Anyone who watched the playoffs this weekend understands the reason. The hitting and tackling in both games, played on fields that were essentially frozen concrete parking lots, was brutal. Players were flipped horizontally in the air and landed flat on their backs. Others were clocked by 300 pound opponents and leveled in head on collisions. Even the receivers, before they were blitzed, were trying to hold on to a ball that must have felt like a loaf of concrete bread! And on top of it all, the games were played in frigid temperatures. The Green Bay Packers game against the New York Giants was played at night in sub-zero weather!

This was simply cruel!

In most cases the players are richly compensated for their work. Many of them are millionaires living a life of fame and pleasures. Nonetheless, the price they pay in return often includes coping with a limited and damaged body for the rest of their lives.

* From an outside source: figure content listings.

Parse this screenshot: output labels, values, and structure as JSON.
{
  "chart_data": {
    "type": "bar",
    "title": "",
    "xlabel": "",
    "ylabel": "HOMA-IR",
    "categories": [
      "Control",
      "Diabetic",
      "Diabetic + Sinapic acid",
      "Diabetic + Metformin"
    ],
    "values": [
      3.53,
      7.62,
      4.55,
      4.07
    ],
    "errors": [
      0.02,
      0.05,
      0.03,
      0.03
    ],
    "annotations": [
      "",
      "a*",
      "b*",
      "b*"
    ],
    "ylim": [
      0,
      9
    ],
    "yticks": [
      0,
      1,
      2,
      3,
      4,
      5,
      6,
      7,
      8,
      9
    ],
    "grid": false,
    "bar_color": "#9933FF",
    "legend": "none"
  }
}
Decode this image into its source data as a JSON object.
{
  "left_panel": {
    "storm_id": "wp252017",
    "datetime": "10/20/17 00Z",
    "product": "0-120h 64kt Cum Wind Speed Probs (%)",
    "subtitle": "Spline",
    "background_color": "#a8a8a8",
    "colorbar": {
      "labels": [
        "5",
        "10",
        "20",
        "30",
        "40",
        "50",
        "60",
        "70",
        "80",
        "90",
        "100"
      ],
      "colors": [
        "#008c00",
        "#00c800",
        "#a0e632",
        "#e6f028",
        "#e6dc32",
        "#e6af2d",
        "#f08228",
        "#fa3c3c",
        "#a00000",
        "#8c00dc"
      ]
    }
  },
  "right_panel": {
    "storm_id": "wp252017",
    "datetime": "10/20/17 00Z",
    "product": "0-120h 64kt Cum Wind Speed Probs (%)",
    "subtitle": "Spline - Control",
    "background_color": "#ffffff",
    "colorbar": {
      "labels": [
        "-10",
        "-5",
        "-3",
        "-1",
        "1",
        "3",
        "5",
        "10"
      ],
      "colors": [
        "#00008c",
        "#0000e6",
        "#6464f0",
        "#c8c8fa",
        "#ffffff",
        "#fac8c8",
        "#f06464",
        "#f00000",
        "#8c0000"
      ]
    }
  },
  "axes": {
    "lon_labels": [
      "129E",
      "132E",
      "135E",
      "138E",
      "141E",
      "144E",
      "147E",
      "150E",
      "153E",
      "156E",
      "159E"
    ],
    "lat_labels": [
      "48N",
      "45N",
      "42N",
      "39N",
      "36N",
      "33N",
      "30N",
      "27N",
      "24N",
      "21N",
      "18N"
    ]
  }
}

While it doesn’t make me sympathetic to those among them who act out with obnoxious and even criminal behavior in public, it does give me pause. How would any of us cope with being a wealthy sports celebrity, but at the cost of the full use of my legs for the next 50 years? Hmmm…

The hunger we feel to become significant has become so strong that we are willing to trade the vigor and longevity of our physical bodies for the exhilaration of enjoying about a decade of fame and cash. And whether it’s the physical price of professional athletics, or the mind numbing glare of media focus and invasion of privacy endured by entertainers, it seems a price most kids are drooling to pay.